Algorithm to find k neighbors in a certain range?

1.1k views Asked by At

Suppose there is a point cloud having 50 000 points in the x-y-z 3D space. For every point in this cloud, what algorithms or data strictures should be implemented to find k neighbours of a given point which are within a distance of [R,r]? Naive way is to go through each of the 49 999 points for each of the 50 000 points and do a metric testing. But this approach will take large time. Just like there is kd tree to find nearest neighbour in small time so is there some real-time DS/algo implementation out there to pre-process the point clouds to achieve the goal inn shortest time?

4

There are 4 answers

0
Edward Doolittle On BEST ANSWER

Your problem is part of the topic of Nearest Neighbor Search, or more precisely, k-Nearest Neighbor Search. The answer to your question depends on the data structure you are using to store the points. If you use R-trees or variants like R*-trees, and you are doing multiple searches on your database, you will likely find a substantial performance improvement in two or three-dimensional space compared with naive linear search. In higher dimensions, space partitioning schemes tend to underperform linear search.

1
Michael Lorton On

If you are using an ordinary Euclidean metric, you could go through the list three times and extract those points that within R in each dimension, essentially extracting the enclosing cube. Searching the resulting list would still be O(n^2), but on a much smaller n.

4
Ely On

There are efficient algorithms (in average, for random data), see Nearest neighbor search.

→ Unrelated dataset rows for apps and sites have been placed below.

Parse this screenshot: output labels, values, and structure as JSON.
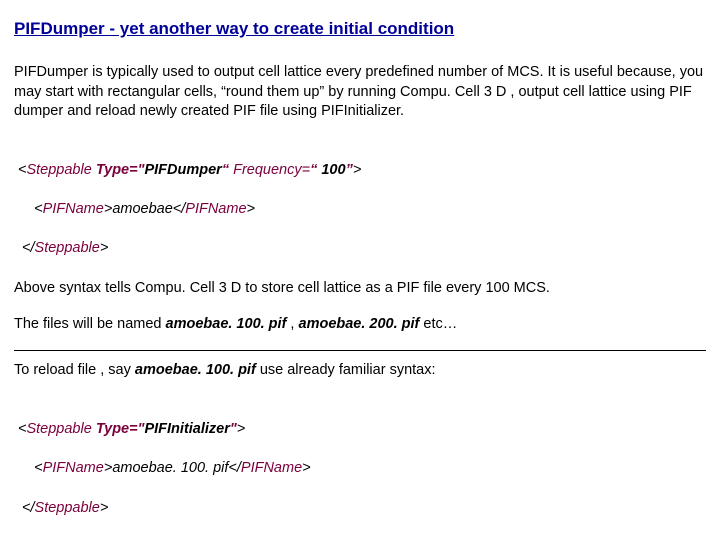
{
  "title": "PIFDumper - yet another way to create initial condition",
  "intro": "PIFDumper is typically used to output cell lattice every predefined number of MCS. It is useful because, you may start with rectangular cells, “round them up” by running Compu. Cell 3 D , output cell lattice using PIF dumper and reload newly created PIF file using PIFInitializer.",
  "code1": {
    "l1": {
      "lt": "<",
      "steppable": "Steppable",
      "space1": " ",
      "typeAttr": "Type=\"",
      "typeVal": "PIFDumper",
      "typeClose": "“ ",
      "freqAttr": "Frequency=",
      "freqOpen": "“ ",
      "freqVal": "100",
      "freqClose": "”",
      "gt": ">"
    },
    "l2": {
      "indent": "    ",
      "lt": "<",
      "pifname": "PIFName",
      "gt1": ">",
      "text": "amoebae",
      "lt2": "</",
      "pifname2": "PIFName",
      "gt2": ">"
    },
    "l3": {
      "indent": " ",
      "lt": "</",
      "steppable": "Steppable",
      "gt": ">"
    }
  },
  "explain1": "Above syntax tells Compu. Cell 3 D to store cell lattice as a PIF file every 100 MCS.",
  "explain2_a": "The files will be named ",
  "explain2_b": "amoebae. 100. pif",
  "explain2_c": " , ",
  "explain2_d": "amoebae. 200. pif",
  "explain2_e": " etc…",
  "explain3_a": "To reload file , say ",
  "explain3_b": "amoebae. 100. pif",
  "explain3_c": " use already familiar syntax:",
  "code2": {
    "l1": {
      "lt": "<",
      "steppable": "Steppable",
      "space1": " ",
      "typeAttr": "Type=\"",
      "typeVal": "PIFInitializer",
      "typeClose": "\"",
      "gt": ">"
    },
    "l2": {
      "indent": "    ",
      "lt": "<",
      "pifname": "PIFName",
      "gt1": ">",
      "text": "amoebae. 100. pif",
      "lt2": "</",
      "pifname2": "PIFName",
      "gt2": ">"
    },
    "l3": {
      "indent": " ",
      "lt": "</",
      "steppable": "Steppable",
      "gt": ">"
    }
  }
}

Your approach is not efficient, yet simple.

Please read through, check you requirements and get back so we can help.

2
stefan On

As some answers already suggest for NN search you could use some tree algorithm like k-d-tree. There are implementations available for all programming languages.

If your description [R,r] suggests a hollow sphere you should compare one-time-testing (within interval) vs. two stages (test-for-outer and remove samples that pass test-for-inner).

You also did not mention performance requirements (timing or frame rate?) and your intended application (feasible approach?).